In this section, we discuss the limitations of the proposed method by presenting failure visual examples, as shown in Figure 5. It can be observed that within the initial 20-minute prediction interval, the STSSL method achieves the lowest prediction error, followed by the proposed ST-KDN method. This can be attributed to our model’s adoption of synchronous multistep prediction, which simultaneously considers the prediction errors of multiple consecutive time steps, whereas the STSSL method focuses solely on single-step prediction performance. However, despite this, within the 40-minute and 60-minute prediction intervals, the proposed ST-KDN consistently achieves the lowest prediction errors. In the future, we aim to explore methodologies that effectively reconcile the prediction efficacy between long-term and short-term perspectives.

6. Conclusion

In this paper, we propose a spatiotemporal knowledge distillation network for air traffic flow prediction. A “teacher-student” distillation model considering flight plan prior is designed to integrate prior knowledge of regular flow evolution pattern into learning network. The teacher network is used to learn regular air traffic pattern from flight plans as a priori. Based on this, a student network based on a “parallel-fusion” structure is proposed, and the student network consists of a regular pattern learning module, a weather feature extraction module, and a feature fusion module.
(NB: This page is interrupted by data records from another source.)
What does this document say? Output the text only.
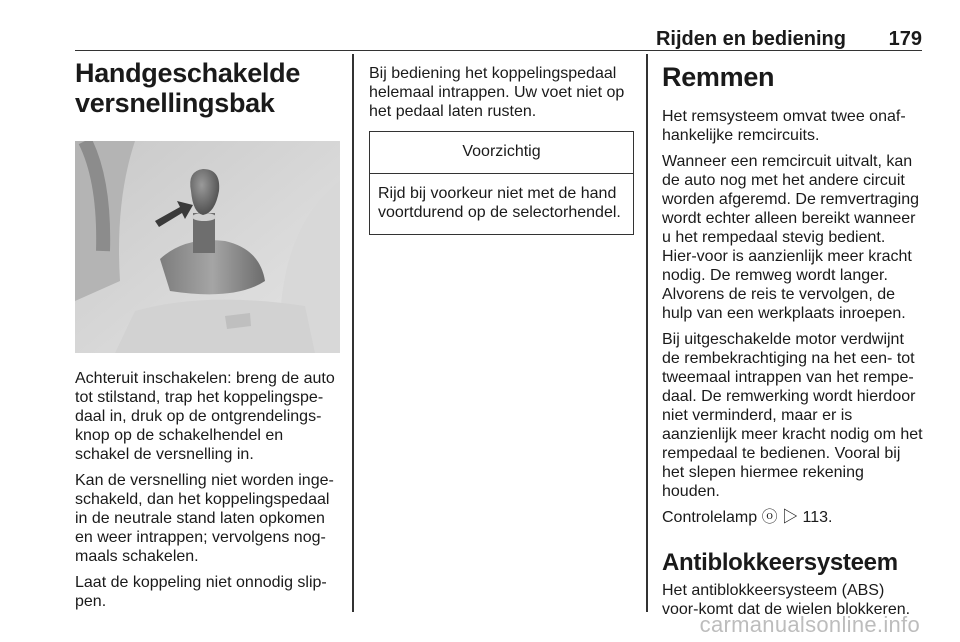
Rijden en bediening 179
Handgeschakelde
versnellingsbak

Achteruit inschakelen: breng de auto tot stilstand, trap het koppelingspe-daal in, druk op de ontgrendelings-knop op de schakelhendel en schakel de versnelling in.

Kan de versnelling niet worden inge-schakeld, dan het koppelingspedaal in de neutrale stand laten opkomen en weer intrappen; vervolgens nog-maals schakelen.

Laat de koppeling niet onnodig slip-pen.

Bij bediening het koppelingspedaal helemaal intrappen. Uw voet niet op het pedaal laten rusten.

Voorzichtig
Rijd bij voorkeur niet met de hand voortdurend op de selectorhendel.
Remmen

Het remsysteem omvat twee onaf-hankelijke remcircuits.

Wanneer een remcircuit uitvalt, kan de auto nog met het andere circuit worden afgeremd. De remvertraging wordt echter alleen bereikt wanneer u het rempedaal stevig bedient. Hier-voor is aanzienlijk meer kracht nodig. De remweg wordt langer. Alvorens de reis te vervolgen, de hulp van een werkplaats inroepen.

Bij uitgeschakelde motor verdwijnt de rembekrachtiging na het een- tot tweemaal intrappen van het rempe-daal. De remwerking wordt hierdoor niet verminderd, maar er is aanzienlijk meer kracht nodig om het rempedaal te bedienen. Vooral bij het slepen hiermee rekening houden.

Controlelamp ⓞ ▷ 113.

Antiblokkeersysteem

Het antiblokkeersysteem (ABS) voor-komt dat de wielen blokkeren.

carmanualsonline.info
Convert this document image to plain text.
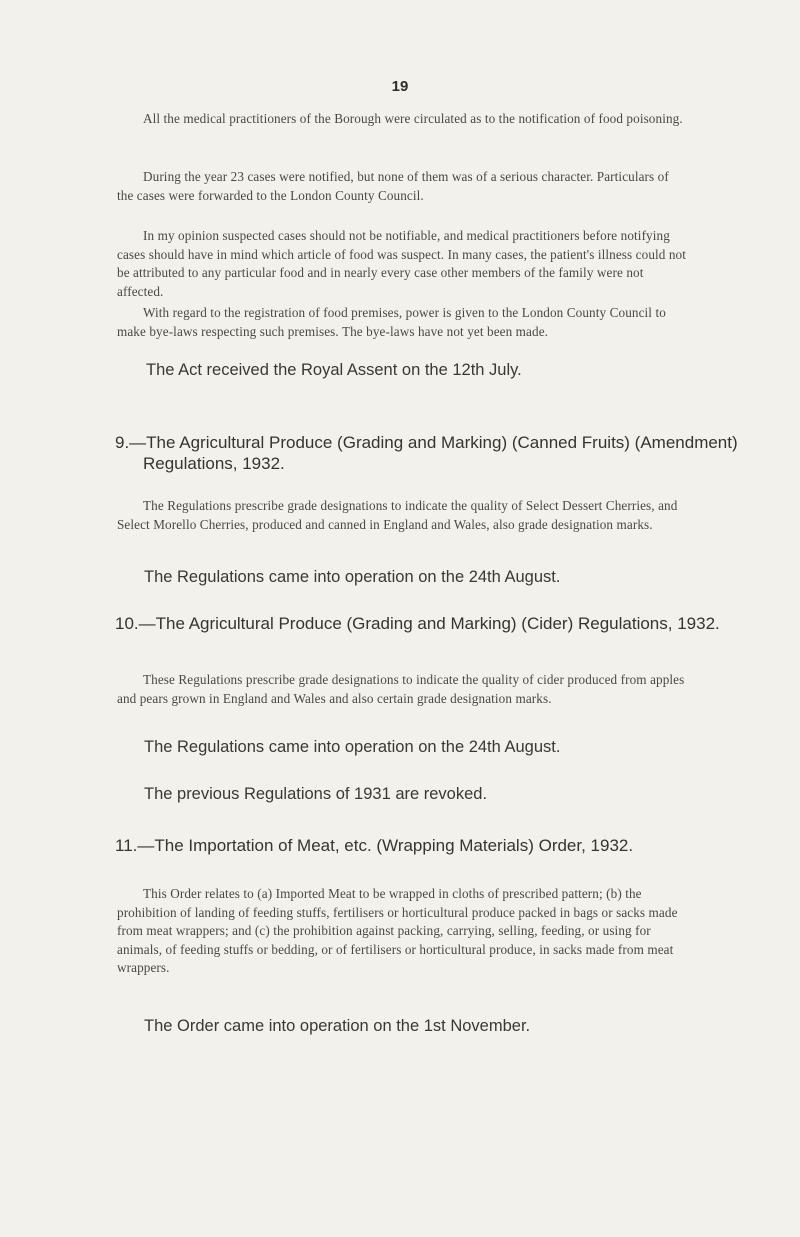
19

All the medical practitioners of the Borough were circulated as to the notification of food poisoning.

During the year 23 cases were notified, but none of them was of a serious character. Particulars of the cases were forwarded to the London County Council.

In my opinion suspected cases should not be notifiable, and medical practitioners before notifying cases should have in mind which article of food was suspect. In many cases, the patient's illness could not be attributed to any particular food and in nearly every case other members of the family were not affected.

With regard to the registration of food premises, power is given to the London County Council to make bye-laws respecting such premises. The bye-laws have not yet been made.

The Act received the Royal Assent on the 12th July.

9.—The Agricultural Produce (Grading and Marking) (Canned Fruits) (Amendment) Regulations, 1932.

The Regulations prescribe grade designations to indicate the quality of Select Dessert Cherries, and Select Morello Cherries, produced and canned in England and Wales, also grade designation marks.

The Regulations came into operation on the 24th August.

10.—The Agricultural Produce (Grading and Marking) (Cider) Regulations, 1932.

These Regulations prescribe grade designations to indicate the quality of cider produced from apples and pears grown in England and Wales and also certain grade designation marks.

The Regulations came into operation on the 24th August.

The previous Regulations of 1931 are revoked.

11.—The Importation of Meat, etc. (Wrapping Materials) Order, 1932.

This Order relates to (a) Imported Meat to be wrapped in cloths of prescribed pattern; (b) the prohibition of landing of feeding stuffs, fertilisers or horticultural produce packed in bags or sacks made from meat wrappers; and (c) the prohibition against packing, carrying, selling, feeding, or using for animals, of feeding stuffs or bedding, or of fertilisers or horticultural produce, in sacks made from meat wrappers.

The Order came into operation on the 1st November.
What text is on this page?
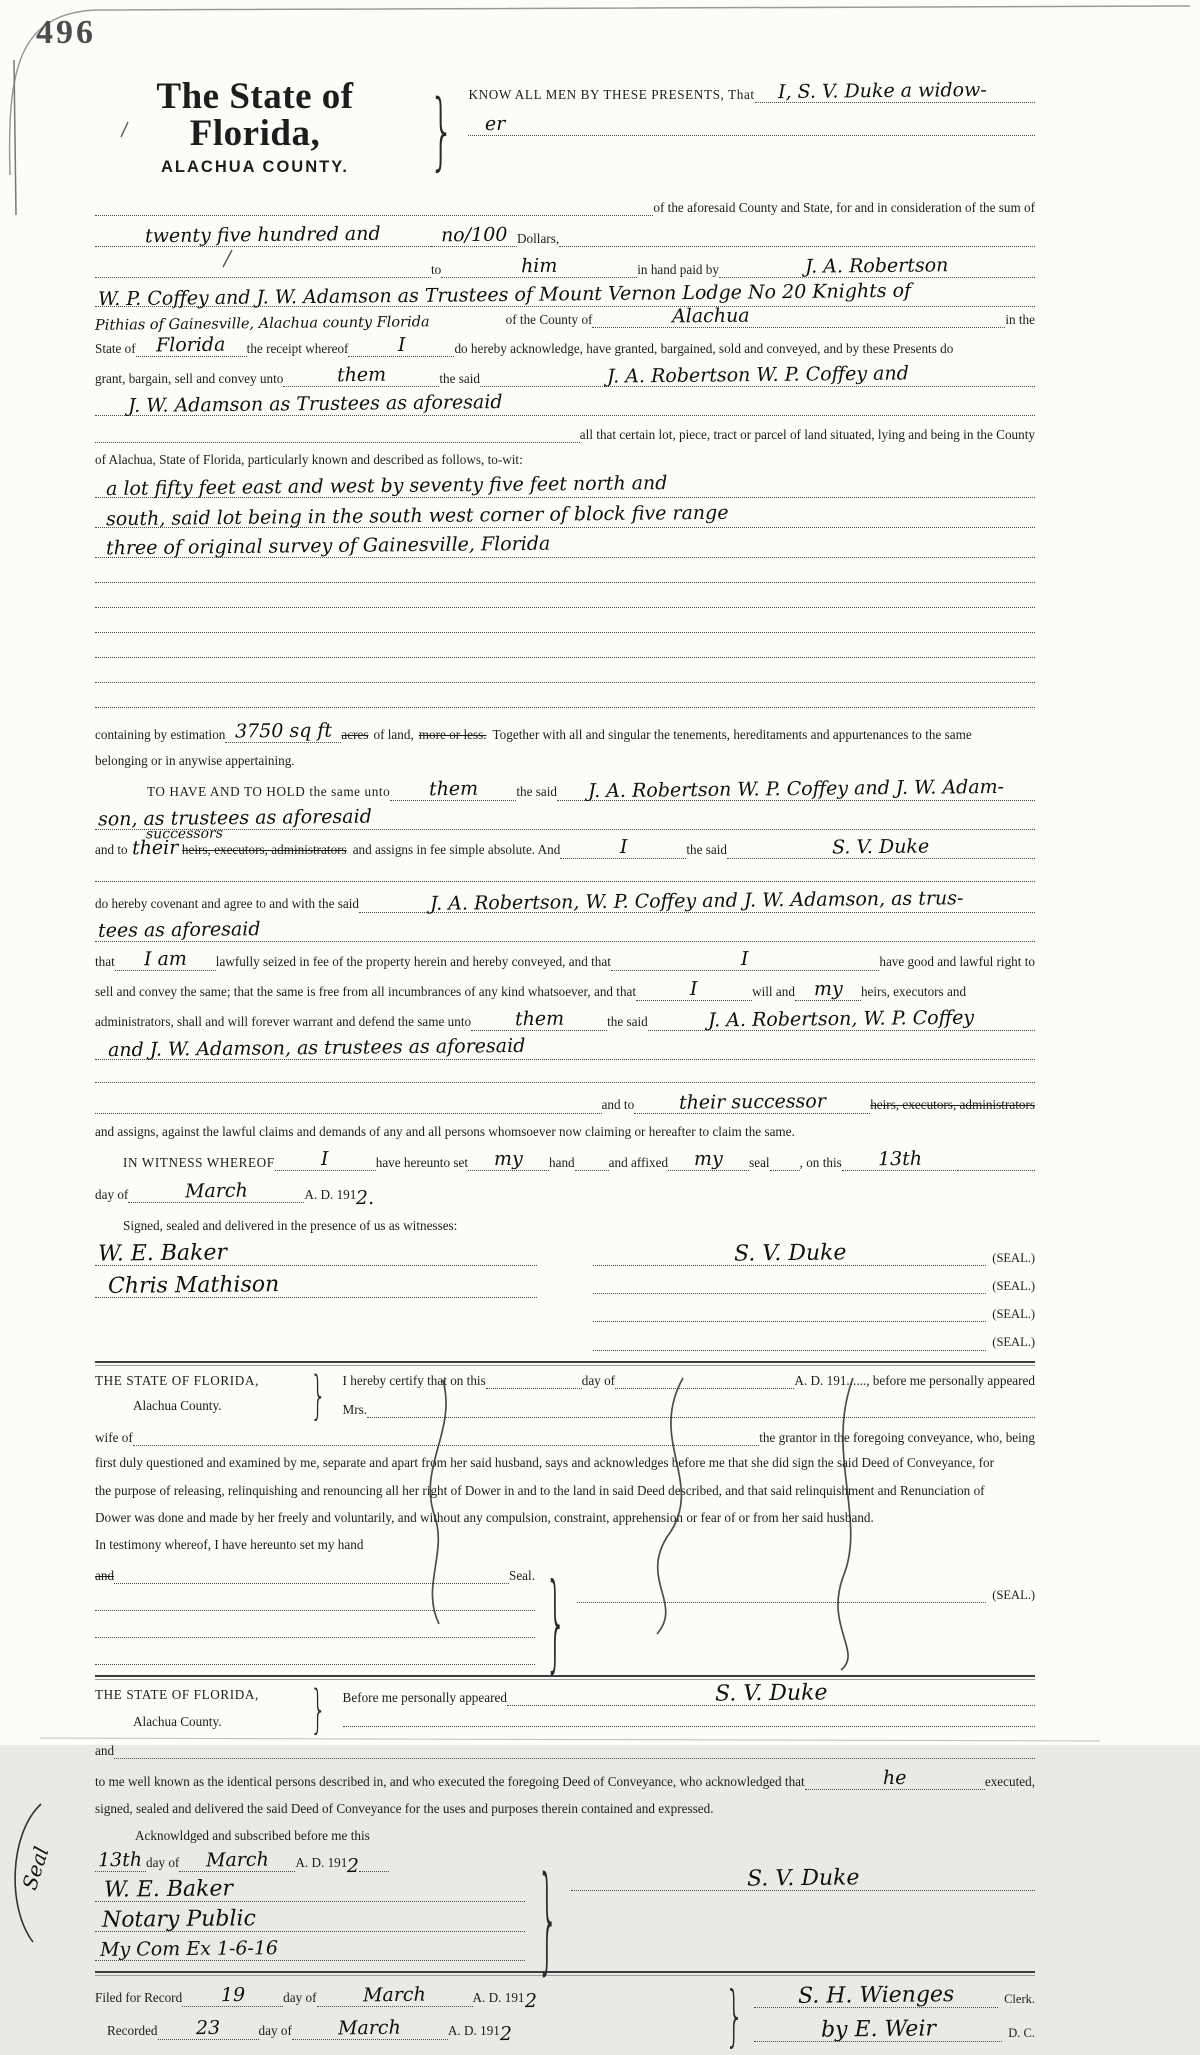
496
The State of Florida,
ALACHUA COUNTY.	} KNOW ALL MEN BY THESE PRESENTS, That	I, S. V. Duke a widow-
er
of the aforesaid County and State, for and in consideration of the sum of
twenty five hundred and	no/100 Dollars,
to	him	in hand paid by	J. A. Robertson
W. P. Coffey and J. W. Adamson as Trustees of Mount Vernon Lodge No 20 Knights of
Pithias of Gainesville, Alachua county Florida	of the County of	Alachua	in the
State of	Florida	the receipt whereof	I	do hereby acknowledge, have granted, bargained, sold and conveyed, and by these Presents do
grant, bargain, sell and convey unto	them	the said	J. A. Robertson W. P. Coffey and
J. W. Adamson as Trustees as aforesaid
all that certain lot, piece, tract or parcel of land situated, lying and being in the County
of Alachua, State of Florida, particularly known and described as follows, to-wit:
a lot fifty feet east and west by seventy five feet north and
south, said lot being in the south west corner of block five range
three of original survey of Gainesville, Florida
containing by estimation 3750 sq ft acres of land, more or less. Together with all and singular the tenements, hereditaments and appurtenances to the same
belonging or in anywise appertaining.
TO HAVE AND TO HOLD the same unto	them	the said	J. A. Robertson W. P. Coffey and J. W. Adam-
son, as trustees as aforesaid
and to
successors
their heirs, executors, administrators and assigns in fee simple absolute. And	I	the said	S. V. Duke
do hereby covenant and agree to and with the said	J. A. Robertson, W. P. Coffey and J. W. Adamson, as trus-
tees as aforesaid
that	I am	lawfully seized in fee of the property herein and hereby conveyed, and that	I	have good and lawful right to
sell and convey the same; that the same is free from all incumbrances of any kind whatsoever, and that	I	will and my	heirs, executors and
administrators, shall and will forever warrant and defend the same unto	them	the said	J. A. Robertson, W. P. Coffey
and J. W. Adamson, as trustees as aforesaid
and to	their successor	heirs, executors, administrators
and assigns, against the lawful claims and demands of any and all persons whomsoever now claiming or hereafter to claim the same.
IN WITNESS WHEREOF	I	have hereunto set	my	hand	and affixed	my	seal , on this	13th
day of	March	A. D. 191 2.
Signed, sealed and delivered in the presence of us as witnesses:
W. E. Baker
Chris Mathison
S. V. Duke	(SEAL.)
(SEAL.)
(SEAL.)
(SEAL.)
THE STATE OF FLORIDA,
Alachua County.	} I hereby certify that on this	day of	A. D. 191......, before me personally appeared
Mrs.
wife of	the grantor in the foregoing conveyance, who, being
first duly questioned and examined by me, separate and apart from her said husband, says and acknowledges before me that she did sign the said Deed of Conveyance, for
the purpose of releasing, relinquishing and renouncing all her right of Dower in and to the land in said Deed described, and that said relinquishment and Renunciation of
Dower was done and made by her freely and voluntarily, and without any compulsion, constraint, apprehension or fear of or from her said husband.
In testimony whereof, I have hereunto set my hand
and	Seal. }	(SEAL.)
Seal
THE STATE OF FLORIDA,
Alachua County.	} Before me personally appeared	S. V. Duke
and
to me well known as the identical persons described in, and who executed the foregoing Deed of Conveyance, who acknowledged that	he	executed,
signed, sealed and delivered the said Deed of Conveyance for the uses and purposes therein contained and expressed.
Acknowldged and subscribed before me this
13th day of	March	A. D. 191 2
W. E. Baker
Notary Public
My Com Ex 1-6-16	}	S. V. Duke
Filed for Record	19	day of	March	A. D. 191 2
Recorded	23	day of	March	A. D. 191 2	}	S. H. Wienges	Clerk.
by E. Weir	D. C.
The regular pattern learning module learns the knowledge from teacher network, the weather feature extraction module mines meteorological features that have an impact on the air traffic flow, and the nonrecurrent air flow evolution pattern is modeled by feature fusion module. By knowledge distillation and meteorological feature extraction, our method explicitly models nonrecurrent spatiotemporal dependencies. The experimental results on real-world flight data demonstrate that the proposed method could effectively capture rules of airspace flow variation and achieve a better prediction performance, especially in predicting air traffic flow affected by thunderstorms.

Data Availability

The data used to support the findings of this study are available from the corresponding author on request. The data are not publicly available due to privacy.

Conflicts of Interest

The authors declare that they have no conflicts of interest.

Acknowledgments

This work was supported by the Funds of the National Natural Science Foundation of China (grant nos. U2133210 and U2033215). The authors are grateful for this support. Furthermore, the authors extend their gratitude to the Aviation Data Communication Corporation (ADCC) in China for their invaluable support in providing the air traffic flow data.